The journals were kept during the prince's official visit to Hong Kong for its 1997 handover to the Chinese.

Clarence House said lawyers believed the Mail on Sunday had breached the prince's copyright and confidentiality.

The newspaper has said it "came into possession of the text of the journal entirely legitimately".

The diaries included one comment in which Chinese diplomats were described as "appalling old waxworks".

Private journal

A statement from Clarence House said Prince Charles had "reluctantly" decided to take legal action against Associated Newspapers.

The prince's principal private secretary, Sir Michael Peat, said the breach had been made clear to the newspaper and the move was "a matter of principle".

Hu Jintao, Chinese president (archive picture)
The extracts were published soon after a UK visit by China's Hu Jintao

"Like anybody else, the Prince of Wales is entitled to write a private journal without extracts being published," he said.

"This journal was copied and passed to the Mail on Sunday without permission.

"We have made this clear to the Mail on Sunday on five occasions, both orally and in writing.
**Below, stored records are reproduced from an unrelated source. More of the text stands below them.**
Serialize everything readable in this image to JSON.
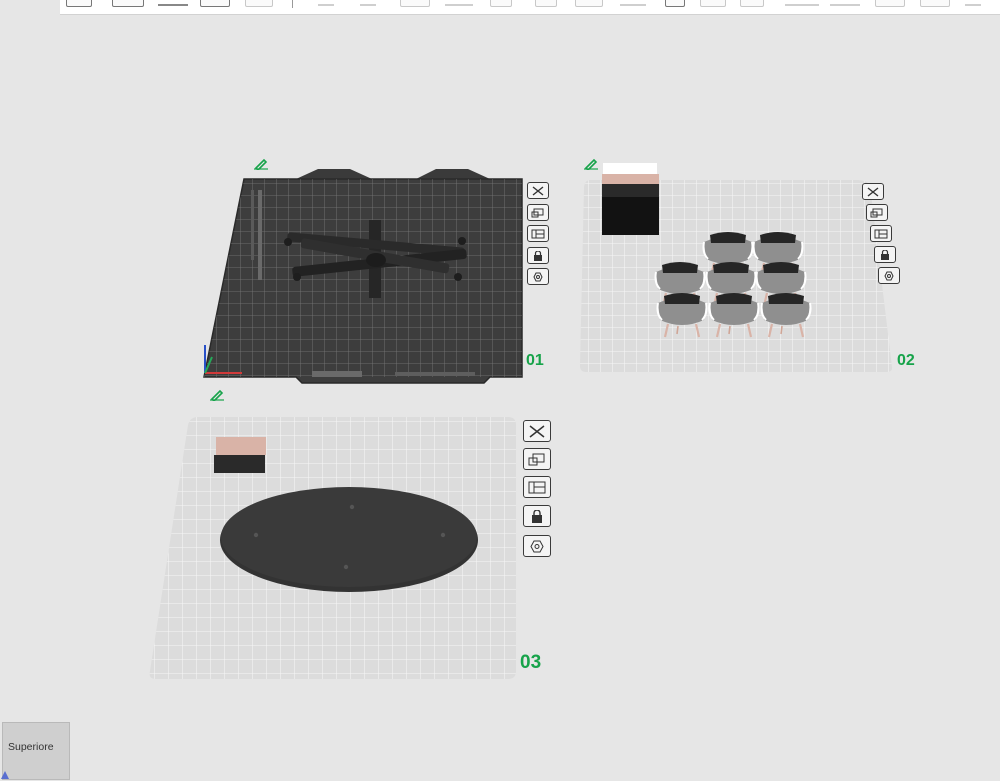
{
  "toolbar": {
    "icons": [
      "add-object-icon",
      "cut-icon",
      "arrange-icon",
      "orient-icon",
      "plate-icon",
      "split-icon",
      "support-icon",
      "seam-icon",
      "measure-icon",
      "text-icon",
      "assembly-icon",
      "variable-layer-icon",
      "scale-icon",
      "layers-icon",
      "drop-icon"
    ]
  },
  "plates": [
    {
      "label": "01",
      "type": "textured-pei"
    },
    {
      "label": "02",
      "type": "default"
    },
    {
      "label": "03",
      "type": "default"
    }
  ],
  "plate_tools": [
    "close-icon",
    "auto-orient-icon",
    "arrange-icon",
    "lock-icon",
    "settings-icon"
  ],
  "view_cube": {
    "label": "Superiore"
  },
  "colors": {
    "accent_green": "#17a34a",
    "plate_dark": "#3d3d3d",
    "plate_light": "#dcdcdc",
    "object_dark": "#2e2e2e",
    "object_pink": "#d9b3a7"
  }
}
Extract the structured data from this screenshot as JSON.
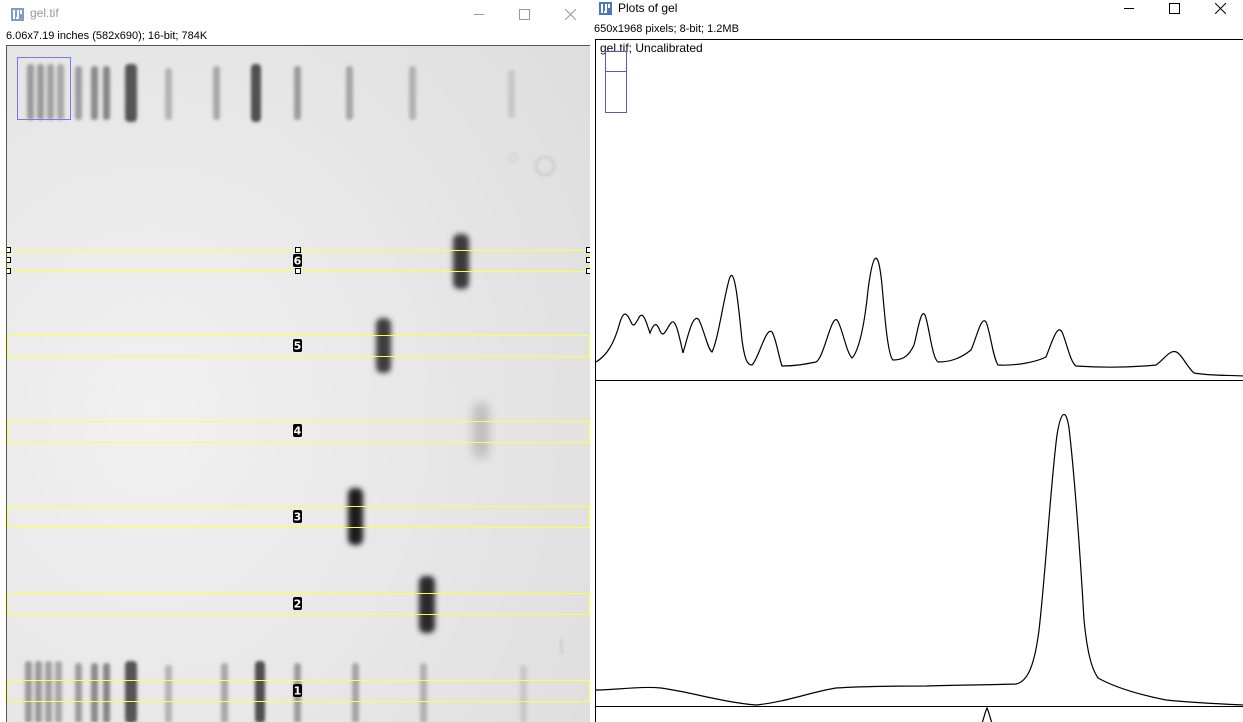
{
  "gel_window": {
    "title": "gel.tif",
    "info": "6.06x7.19 inches (582x690); 16-bit; 784K",
    "icon": "imagej-icon",
    "lane_labels": [
      "1",
      "2",
      "3",
      "4",
      "5",
      "6"
    ],
    "controls": [
      "minimize-icon",
      "maximize-icon",
      "close-icon"
    ]
  },
  "plots_window": {
    "title": "Plots of gel",
    "info": "650x1968 pixels; 8-bit; 1.2MB",
    "caption": "gel.tif; Uncalibrated",
    "icon": "imagej-icon",
    "controls": [
      "minimize-icon",
      "maximize-icon",
      "close-icon"
    ]
  },
  "colors": {
    "roi": "#ffff44",
    "selection": "#7777ee",
    "gel_background": "#e4e4e4",
    "band": "#222222"
  }
}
"Nevertheless, the Mail on Sunday proceeded to publish these extracts despite the knowledge that it was a breach of the Prince of Wales' copyright and confidence."

Royal run-ins

The Prince's journal - entitled The Handover of Hong Kong - or The Great Chinese Takeaway - described one ceremony as an "awful Soviet-style" performance and "ridiculous rigmarole".

He also allegedly dismissed a speech by then-Chinese President Jiang Zemin as "propaganda".

The prince is said to regularly write journals of his official visits, around 100 copies of which are then circulated to friends, relatives and contacts.

Details from the diary were published only days after an official visit to the UK by Chinese President Hu Jintao.

This is not the first time the Royal family has found itself in dispute with the UK press.

In November 2003, the Queen won a permanent injunction against the Daily Mirror, preventing it from publishing further details about journalist Ryan Parry's employment as a footman at Buckingham Palace.

Earlier this year, Prince Charles audibly voiced his dislike of facing the media at a photo call during his annual skiing holiday at Klosters in Switzerland and called BBC reporter Nicholas Witchell "awful".